Terry Anderson, the former Associated Press reporter who was held hostage for nearly seven years in Lebanon, said Pearl was “a wonderful reporter and a very decent man.

“I’m sure the foreign correspondents who go and cover areas of violence are going to take this to heart and try to be even more careful,” Anderson said. “In order to the job they do, they still take risks, because they believe it’s important that it’s worthwhile, as Danny did, to find and tell the truth.”

World reaction

In Brussels Friday, journalists stood for a moment of silence to honor Daniel Pearl, and France’s president conveyed his sorrow to Pearl’s wife.
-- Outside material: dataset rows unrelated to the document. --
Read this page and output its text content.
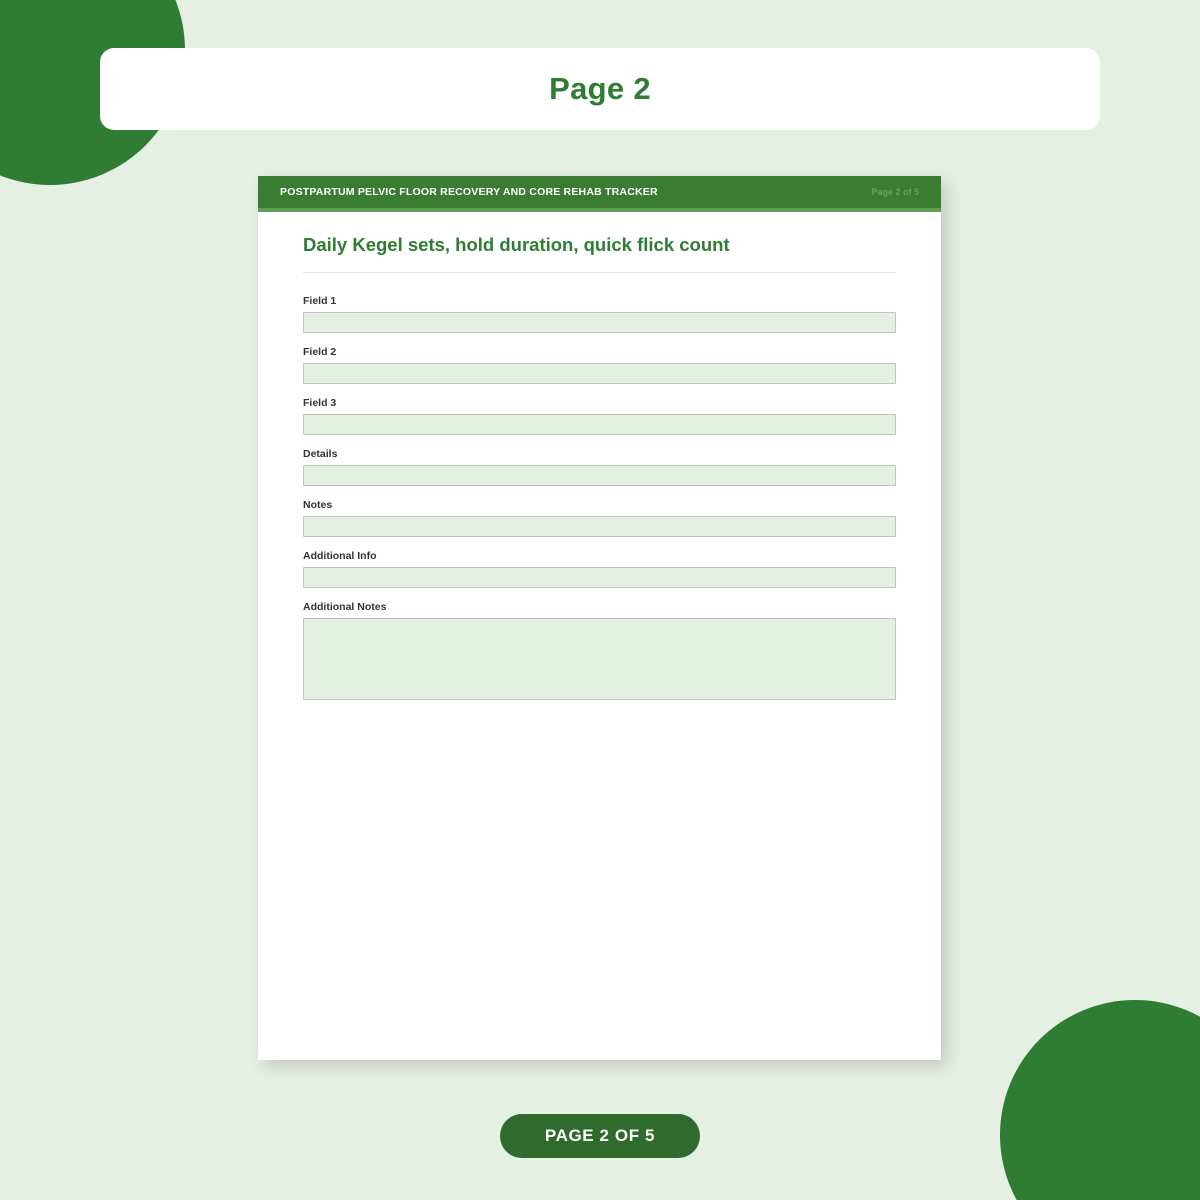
Page 2
POSTPARTUM PELVIC FLOOR RECOVERY AND CORE REHAB TRACKER	Page 2 of 5
Daily Kegel sets, hold duration, quick flick count
Field 1
Field 2
Field 3
Details
Notes
Additional Info
Additional Notes
PAGE 2 OF 5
Some 150 journalists at the daily press briefing of the European Union’s executive commission stood in silence to commemorate Pearl.

The European Union on Friday condemned the killing as a “barbaric murder.”

“I am shocked and deeply saddened,” Javier Solana, the EU’s foreign and security policy chief, said in a statement. “Those who have perpetrated this barbaric murder have further damaged the cause they claim to promote.”

In Pakistan, where Pearl was abducted and slain, journalists and politicians demanded the government hunt down his killers and expressed concern that Islamic militant groups would conduct further violence.

The International Federation of Journalists, a global journalists’ group, called the killing “horrifying and cruel.”

“Daniel Pearl was not representing his government or any political movement. He was a hard-working reporter, pure and simple, who was engaged in normal professional duties,” IFJ President Christopher Warren said.

The Paris-based media advocacy group, Reporters Without Borders, said, “The madness that uses a journalist as scapegoat for his government’s policy is the most serious threat in the world to the right to inform.”

French President Jacques Chirac expressed his “great sadness” in a letter to Pearl’s wife, Mariane, a French citizen, who is seven months pregnant with their first child. “I was horrified by this assassination, which is the result of the most savage and cruel terrorism,” he wrote.

The German government said it was “deeply dismayed” at the killing.

In India, where Pearl was based, External Affairs spokeswoman Nirupama Rao said the slaying draws “attention to the criminal forces of terror that continue to operate in Pakistani territory,” and she called on Pakistan — India’s longtime rival — to “root out such terrorist groups.”

Pakistani President Pervez Musharraf ordered his security forces to hunt down everyone involved in Pearl’s abduction. The Foreign Ministry said Pakistanis are “deeply saddened by the brutal murder.”

“We strongly condemn it … We demand the government to arrest the culprits and give them exemplary punishment,” I.H. Rashid, head of the Pakistani journalists’ union, said.

“Pearl’s kidnapping and murder could be a sign of the worse to come,” said Farhatullah Babar, a spokesman for the former ruling Pakistan Peoples’ Party. Militants in Afghanistan and perhaps, even Kashmir, are now returning to Pakistan and could be “regrouping and reorganizing their activities,” he said.

Pakistan’s military-led government, a key ally of the United States in the war on terrorism, has banned several extremist Islamic groups to defuse tensions with India and pacify international concerns about the menace of terrorism.